I almost did not bring Alfredo, but I am glad I did as Alfredo tipped the scales and resulting in that net health return to swing in my favor. And this is the lesson with low-mana battles: every point of damage matters more than you think. You cannot afford to leave mana on the table. You cannot afford to skip a damage source because "it's only 2." That 2 damage is the difference between a draw and a win.
What I would Do Differently (If I Could)
Honestly? Not much. This lineup was as efficient as it gets for 12 mana under Taking Sides modifier. If I had more mana, I would throw in a Ruler of the Seas for extra magic damage. But at 12? There is no room. You are picking between tank + support damage or glass cannon + hope.
The only real risk was if my opponent had brought magic reflect or thorns. But at 12 mana, most people do not have room for that. They are too busy trying to squeeze in a tank that will not die instantly.
Final Thoughts
Taking Sides punishes lazy deckbuilding.
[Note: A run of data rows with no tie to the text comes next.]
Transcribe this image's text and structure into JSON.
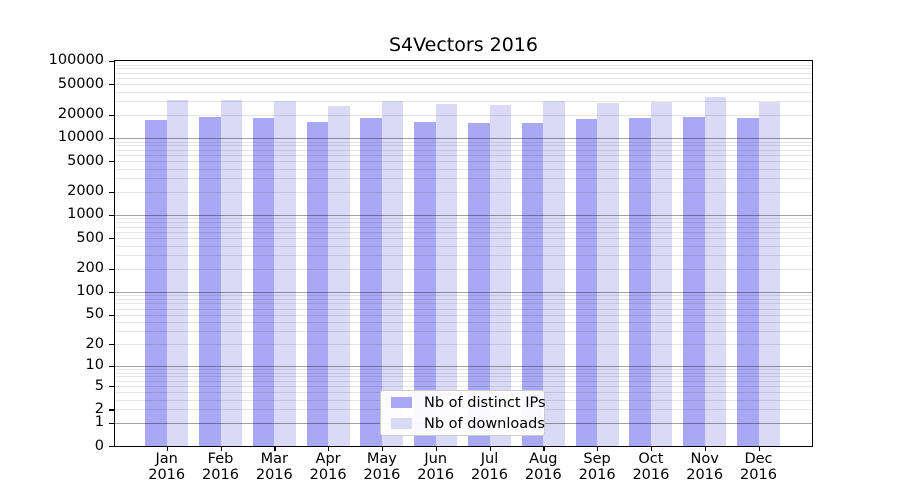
{
  "colors": {
    "distinct_ips": "#a8a8f4",
    "downloads": "#dadaf6",
    "grid_major": "#a6a6a6",
    "grid_minor": "#e6e6e6",
    "axis": "#000000",
    "legend_border": "#cccccc",
    "background": "#ffffff"
  },
  "legend": {
    "items": [
      {
        "label": "Nb of distinct IPs",
        "series": "distinct_ips"
      },
      {
        "label": "Nb of downloads",
        "series": "downloads"
      }
    ]
  },
  "y_axis": {
    "scale": "log10(1+x)",
    "tick_values": [
      100000,
      50000,
      20000,
      10000,
      5000,
      2000,
      1000,
      500,
      200,
      100,
      50,
      20,
      10,
      5,
      2,
      1,
      0
    ],
    "tick_labels": [
      "100000",
      "50000",
      "20000",
      "10000",
      "5000",
      "2000",
      "1000",
      "500",
      "200",
      "100",
      "50",
      "20",
      "10",
      "5",
      "2",
      "1",
      "0"
    ]
  },
  "chart_data": {
    "type": "bar",
    "title": "S4Vectors 2016",
    "categories": [
      "Jan\n2016",
      "Feb\n2016",
      "Mar\n2016",
      "Apr\n2016",
      "May\n2016",
      "Jun\n2016",
      "Jul\n2016",
      "Aug\n2016",
      "Sep\n2016",
      "Oct\n2016",
      "Nov\n2016",
      "Dec\n2016"
    ],
    "series": [
      {
        "name": "Nb of distinct IPs",
        "values": [
          17100,
          18600,
          18000,
          16100,
          18000,
          16100,
          15800,
          15800,
          17500,
          18300,
          19000,
          18000
        ]
      },
      {
        "name": "Nb of downloads",
        "values": [
          31200,
          31400,
          30500,
          25800,
          30500,
          27400,
          26900,
          30200,
          28700,
          29700,
          33700,
          29000
        ]
      }
    ],
    "xlabel": "",
    "ylabel": "",
    "ylim": [
      0,
      100000
    ],
    "yscale": "log1p",
    "grid": "horizontal major+minor",
    "legend_position": "inside-bottom-center"
  }
}
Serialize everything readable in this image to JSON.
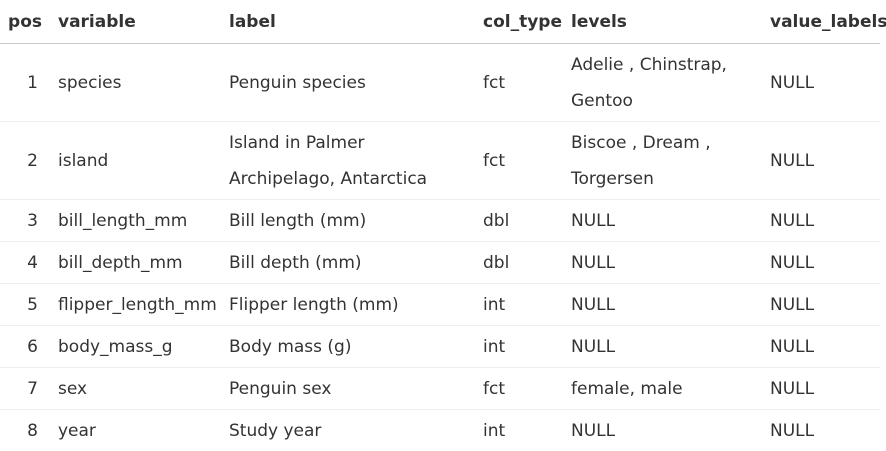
{
  "table": {
    "headers": {
      "pos": "pos",
      "variable": "variable",
      "label": "label",
      "col_type": "col_type",
      "levels": "levels",
      "value_labels": "value_labels"
    },
    "rows": [
      {
        "pos": "1",
        "variable": "species",
        "label": "Penguin species",
        "col_type": "fct",
        "levels": "Adelie , Chinstrap, Gentoo",
        "value_labels": "NULL"
      },
      {
        "pos": "2",
        "variable": "island",
        "label": "Island in Palmer Archipelago, Antarctica",
        "col_type": "fct",
        "levels": "Biscoe , Dream , Torgersen",
        "value_labels": "NULL"
      },
      {
        "pos": "3",
        "variable": "bill_length_mm",
        "label": "Bill length (mm)",
        "col_type": "dbl",
        "levels": "NULL",
        "value_labels": "NULL"
      },
      {
        "pos": "4",
        "variable": "bill_depth_mm",
        "label": "Bill depth (mm)",
        "col_type": "dbl",
        "levels": "NULL",
        "value_labels": "NULL"
      },
      {
        "pos": "5",
        "variable": "flipper_length_mm",
        "label": "Flipper length (mm)",
        "col_type": "int",
        "levels": "NULL",
        "value_labels": "NULL"
      },
      {
        "pos": "6",
        "variable": "body_mass_g",
        "label": "Body mass (g)",
        "col_type": "int",
        "levels": "NULL",
        "value_labels": "NULL"
      },
      {
        "pos": "7",
        "variable": "sex",
        "label": "Penguin sex",
        "col_type": "fct",
        "levels": "female, male",
        "value_labels": "NULL"
      },
      {
        "pos": "8",
        "variable": "year",
        "label": "Study year",
        "col_type": "int",
        "levels": "NULL",
        "value_labels": "NULL"
      }
    ]
  }
}
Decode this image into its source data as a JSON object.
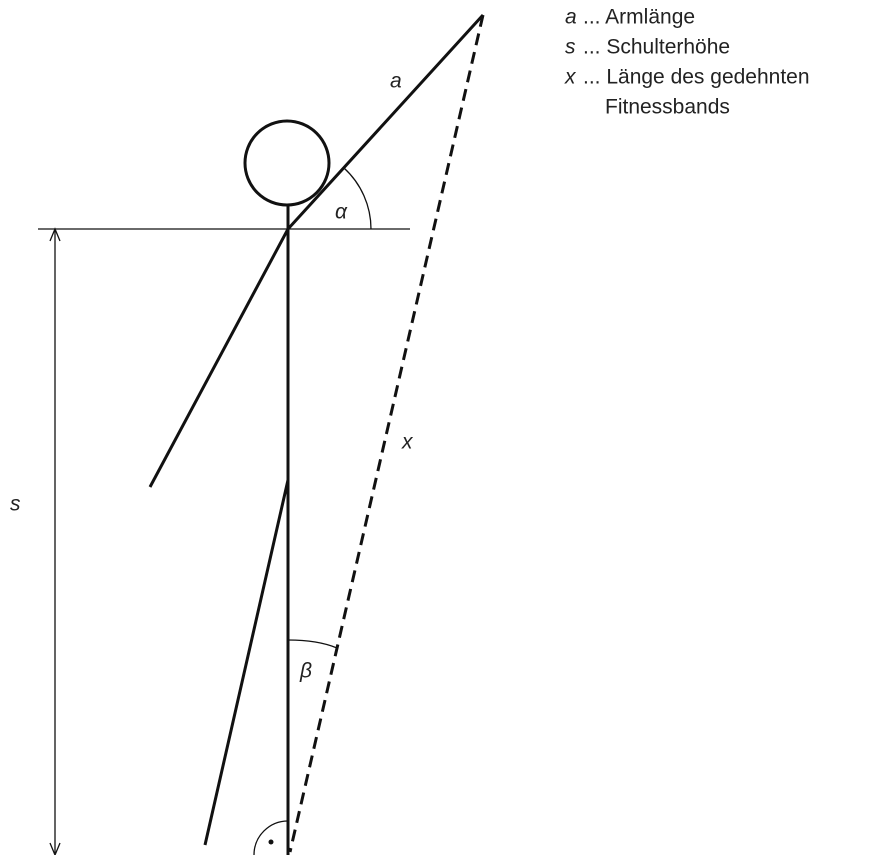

If you rely on neutral cards to patch holes in your lineup, this ruleset exposes you hard. The brawl match showed two healing tanks slowly bleeding each other out while a 2-mana ranged attacker tipped the damage balance and that the beauty of it. Showing the importance of how every mana point doing exactly what it needed to do. What is your go-to low-mana Taking Sides lineup?